CAPÍTULO IV
Que el honor, y decoro de las dignidades eclesiásticas no consiste en el esplendor exterior, sino en la hermosura de las costumbres y virtudes.
Honréis pues vuestro ministerio, no con la pompa de los vestidos, no con el fausto de caballos, no con la suntuosidad de los edificios, sino con arregladas costumbres, con ejercicios espirituales, con buenas obras. ¡Cuántos hay que hacen esto de otro modo muy diferente! Se ve en algunos sacerdotes muchísimo adorno en los vestidos y ninguno o muy corto en las virtudes. De las cuales, si yo les trajere a la memoria aquello del Apóstol: No en vestido precioso, temo, que se enojen, teniendo por cosa indigna, que se usurpe contra ellos una sentencia, que reconocerán haberse pronunciado antes contra un sexo y orden menos estimable.

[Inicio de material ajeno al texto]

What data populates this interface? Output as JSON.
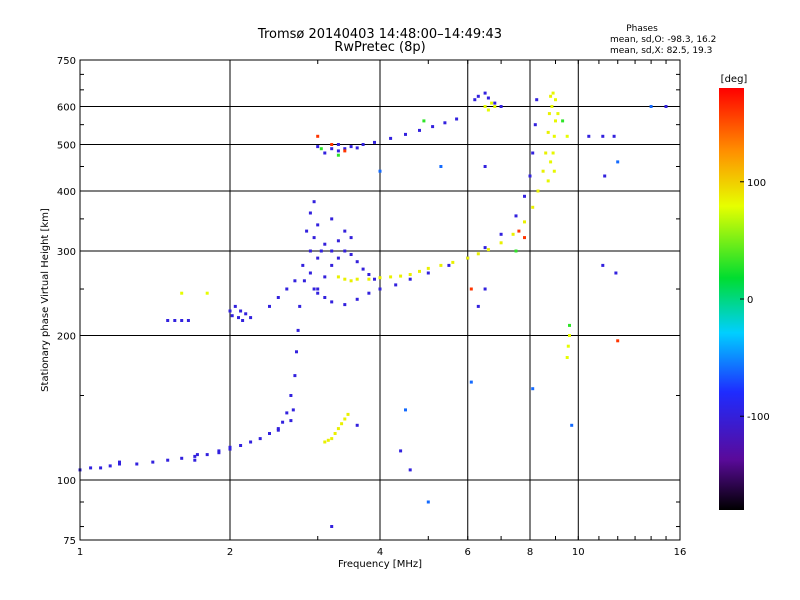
{
  "title_line1": "Tromsø 20140403 14:48:00–14:49:43",
  "title_line2": "RwPretec (8p)",
  "phases": {
    "heading": "Phases",
    "line_o": "mean, sd,O: -98.3, 16.2",
    "line_x": "mean, sd,X:  82.5, 19.3"
  },
  "chart_data": {
    "type": "scatter",
    "title": "Tromsø 20140403 14:48:00–14:49:43",
    "subtitle": "RwPretec (8p)",
    "xlabel": "Frequency [MHz]",
    "ylabel": "Stationary phase Virtual Height [km]",
    "xscale": "log",
    "yscale": "log",
    "xlim": [
      1,
      16
    ],
    "ylim": [
      75,
      750
    ],
    "xticks": [
      1,
      2,
      4,
      6,
      8,
      10,
      16
    ],
    "yticks": [
      75,
      100,
      200,
      300,
      400,
      500,
      600,
      750
    ],
    "grid": true,
    "colorbar": {
      "label": "[deg]",
      "range": [
        -180,
        180
      ],
      "ticks": [
        100,
        0,
        -100
      ]
    },
    "series": [
      {
        "phase": -98,
        "points": [
          [
            1.0,
            105
          ],
          [
            1.05,
            106
          ],
          [
            1.1,
            106
          ],
          [
            1.15,
            107
          ],
          [
            1.2,
            108
          ],
          [
            1.3,
            108
          ],
          [
            1.4,
            109
          ],
          [
            1.5,
            110
          ],
          [
            1.6,
            111
          ],
          [
            1.7,
            112
          ],
          [
            1.8,
            113
          ],
          [
            1.9,
            114
          ],
          [
            2.0,
            116
          ],
          [
            2.1,
            118
          ],
          [
            2.2,
            120
          ],
          [
            2.3,
            122
          ],
          [
            2.4,
            125
          ],
          [
            2.5,
            128
          ],
          [
            2.55,
            132
          ],
          [
            2.6,
            138
          ],
          [
            2.65,
            150
          ],
          [
            2.7,
            165
          ],
          [
            2.72,
            185
          ],
          [
            2.74,
            205
          ],
          [
            2.76,
            230
          ]
        ]
      },
      {
        "phase": -98,
        "points": [
          [
            1.7,
            110
          ],
          [
            1.72,
            113
          ],
          [
            1.9,
            115
          ],
          [
            2.0,
            117
          ],
          [
            2.5,
            127
          ],
          [
            2.65,
            133
          ],
          [
            2.68,
            140
          ],
          [
            1.2,
            109
          ]
        ]
      },
      {
        "phase": -98,
        "points": [
          [
            1.5,
            215
          ],
          [
            1.55,
            215
          ],
          [
            1.6,
            215
          ],
          [
            1.65,
            215
          ],
          [
            2.0,
            225
          ],
          [
            2.02,
            220
          ],
          [
            2.05,
            230
          ],
          [
            2.08,
            218
          ],
          [
            2.1,
            225
          ],
          [
            2.12,
            215
          ],
          [
            2.15,
            222
          ],
          [
            2.2,
            218
          ],
          [
            2.4,
            230
          ],
          [
            2.5,
            240
          ],
          [
            2.6,
            250
          ],
          [
            2.7,
            260
          ]
        ]
      },
      {
        "phase": -98,
        "points": [
          [
            2.8,
            280
          ],
          [
            2.85,
            330
          ],
          [
            2.9,
            360
          ],
          [
            2.95,
            380
          ],
          [
            3.0,
            340
          ],
          [
            3.05,
            300
          ],
          [
            2.82,
            260
          ],
          [
            2.9,
            270
          ],
          [
            2.95,
            250
          ],
          [
            3.0,
            245
          ],
          [
            3.1,
            240
          ],
          [
            3.2,
            235
          ],
          [
            3.4,
            232
          ],
          [
            3.6,
            238
          ],
          [
            3.8,
            245
          ],
          [
            4.0,
            250
          ],
          [
            4.3,
            255
          ],
          [
            4.6,
            262
          ],
          [
            5.0,
            270
          ],
          [
            5.5,
            280
          ],
          [
            6.0,
            290
          ],
          [
            6.5,
            305
          ],
          [
            7.0,
            325
          ],
          [
            7.5,
            355
          ],
          [
            7.8,
            390
          ],
          [
            8.0,
            430
          ],
          [
            8.1,
            480
          ],
          [
            8.2,
            550
          ],
          [
            8.25,
            620
          ]
        ]
      },
      {
        "phase": -100,
        "points": [
          [
            3.0,
            250
          ],
          [
            3.1,
            265
          ],
          [
            3.2,
            280
          ],
          [
            3.3,
            290
          ],
          [
            3.4,
            300
          ],
          [
            3.5,
            295
          ],
          [
            3.6,
            285
          ],
          [
            3.7,
            275
          ],
          [
            3.8,
            268
          ],
          [
            3.9,
            262
          ],
          [
            3.2,
            300
          ],
          [
            3.3,
            315
          ],
          [
            3.4,
            330
          ],
          [
            3.5,
            320
          ],
          [
            3.1,
            310
          ],
          [
            3.2,
            350
          ],
          [
            3.0,
            290
          ],
          [
            2.9,
            300
          ],
          [
            2.95,
            320
          ]
        ]
      },
      {
        "phase": -98,
        "points": [
          [
            3.2,
            490
          ],
          [
            3.3,
            485
          ],
          [
            3.4,
            490
          ],
          [
            3.5,
            495
          ],
          [
            3.7,
            500
          ],
          [
            3.9,
            505
          ],
          [
            4.2,
            515
          ],
          [
            4.5,
            525
          ],
          [
            4.8,
            535
          ],
          [
            5.1,
            545
          ],
          [
            5.4,
            555
          ],
          [
            5.7,
            565
          ],
          [
            3.0,
            495
          ],
          [
            3.1,
            480
          ],
          [
            3.3,
            500
          ],
          [
            3.6,
            492
          ]
        ]
      },
      {
        "phase": -98,
        "points": [
          [
            6.2,
            620
          ],
          [
            6.3,
            630
          ],
          [
            6.5,
            640
          ],
          [
            6.6,
            625
          ],
          [
            6.8,
            610
          ],
          [
            7.0,
            600
          ]
        ]
      },
      {
        "phase": 85,
        "points": [
          [
            3.3,
            265
          ],
          [
            3.4,
            262
          ],
          [
            3.5,
            260
          ],
          [
            3.6,
            262
          ],
          [
            3.8,
            262
          ],
          [
            4.0,
            264
          ],
          [
            4.2,
            265
          ],
          [
            4.4,
            266
          ],
          [
            4.6,
            268
          ],
          [
            4.8,
            272
          ],
          [
            5.0,
            276
          ],
          [
            5.3,
            280
          ],
          [
            5.6,
            284
          ],
          [
            6.0,
            290
          ],
          [
            6.3,
            296
          ],
          [
            6.6,
            302
          ],
          [
            7.0,
            312
          ],
          [
            7.4,
            325
          ],
          [
            7.8,
            345
          ],
          [
            8.1,
            370
          ],
          [
            8.3,
            400
          ],
          [
            8.5,
            440
          ],
          [
            8.6,
            480
          ],
          [
            8.7,
            530
          ],
          [
            8.75,
            580
          ],
          [
            8.8,
            630
          ]
        ]
      },
      {
        "phase": 82,
        "points": [
          [
            8.9,
            640
          ],
          [
            8.85,
            600
          ],
          [
            9.0,
            560
          ],
          [
            8.95,
            520
          ],
          [
            8.9,
            480
          ],
          [
            8.8,
            460
          ],
          [
            8.95,
            440
          ],
          [
            8.7,
            420
          ],
          [
            9.0,
            620
          ],
          [
            9.1,
            580
          ]
        ]
      },
      {
        "phase": 85,
        "points": [
          [
            3.1,
            120
          ],
          [
            3.15,
            121
          ],
          [
            3.2,
            122
          ],
          [
            3.25,
            125
          ],
          [
            3.3,
            128
          ],
          [
            3.35,
            131
          ],
          [
            3.4,
            134
          ],
          [
            3.45,
            137
          ]
        ]
      },
      {
        "phase": 80,
        "points": [
          [
            6.5,
            600
          ],
          [
            6.6,
            590
          ],
          [
            6.7,
            610
          ],
          [
            6.8,
            600
          ],
          [
            9.5,
            520
          ],
          [
            9.5,
            180
          ],
          [
            9.55,
            190
          ],
          [
            9.6,
            200
          ],
          [
            1.6,
            245
          ],
          [
            1.8,
            245
          ]
        ]
      },
      {
        "phase": 160,
        "points": [
          [
            3.0,
            520
          ],
          [
            3.2,
            500
          ],
          [
            3.4,
            485
          ],
          [
            6.1,
            250
          ],
          [
            12.0,
            195
          ],
          [
            7.8,
            320
          ],
          [
            7.6,
            330
          ]
        ]
      },
      {
        "phase": 30,
        "points": [
          [
            3.05,
            490
          ],
          [
            3.3,
            475
          ],
          [
            4.9,
            560
          ],
          [
            7.5,
            300
          ],
          [
            9.3,
            560
          ],
          [
            9.6,
            210
          ]
        ]
      },
      {
        "phase": -60,
        "points": [
          [
            4.0,
            440
          ],
          [
            4.5,
            140
          ],
          [
            5.0,
            90
          ],
          [
            6.1,
            160
          ],
          [
            9.7,
            130
          ],
          [
            12.0,
            460
          ],
          [
            14.0,
            600
          ],
          [
            5.3,
            450
          ],
          [
            8.1,
            155
          ]
        ]
      },
      {
        "phase": -98,
        "points": [
          [
            3.2,
            80
          ],
          [
            3.6,
            130
          ],
          [
            4.4,
            115
          ],
          [
            4.6,
            105
          ],
          [
            6.5,
            450
          ],
          [
            6.5,
            250
          ],
          [
            10.5,
            520
          ],
          [
            11.2,
            520
          ],
          [
            11.8,
            520
          ],
          [
            11.3,
            430
          ],
          [
            11.2,
            280
          ],
          [
            11.9,
            270
          ],
          [
            15.0,
            600
          ],
          [
            6.3,
            230
          ]
        ]
      }
    ]
  }
}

Como si los médicos no usaran de un mismo hierro para sajar a los reyes que a los demás hombres, o se hiciera injuria a la cabeza, cortando sus cabellos con las tijeras mismas con que se cortó lo superfluo de las uñas. Pero, si se desdeñan de ser heridos, no por mi sino por el Apóstol, con igual sentencia que unas flacas mujeres, desdénñense también de envolverse en la misma culpa que ellas. Tiendan menos a gloriarse en las obras de las tejedoras y de las que adornan las pieles y no en las obras propias. Tengan horror también en cubrir con aquellas delicadas y encarnadas pieles, que llaman guantes, las manos sagradas que consagran los tremendos misterios. Absténganse igualmente de aplicarlas al pecho, que con más decencia le adorna la perla de la sabiduría. Tengan vergüenza de rodear con ellas el cuello, que más honesta y suavemente se somete al yugo de Cristo. No son estas las llagas de Cristo, que a ejemplo de los mártires pueden ellos llevar en su cuerpo. Mas bien se reputan, y son consignas mujeriles, que sin duda con mucha curiosidad y gusto acostumbraron ellas a preparar para si, poniendo el pensamiento ciertamente en las cosas que son del mundo y de qué modo agradarán a sus esposos.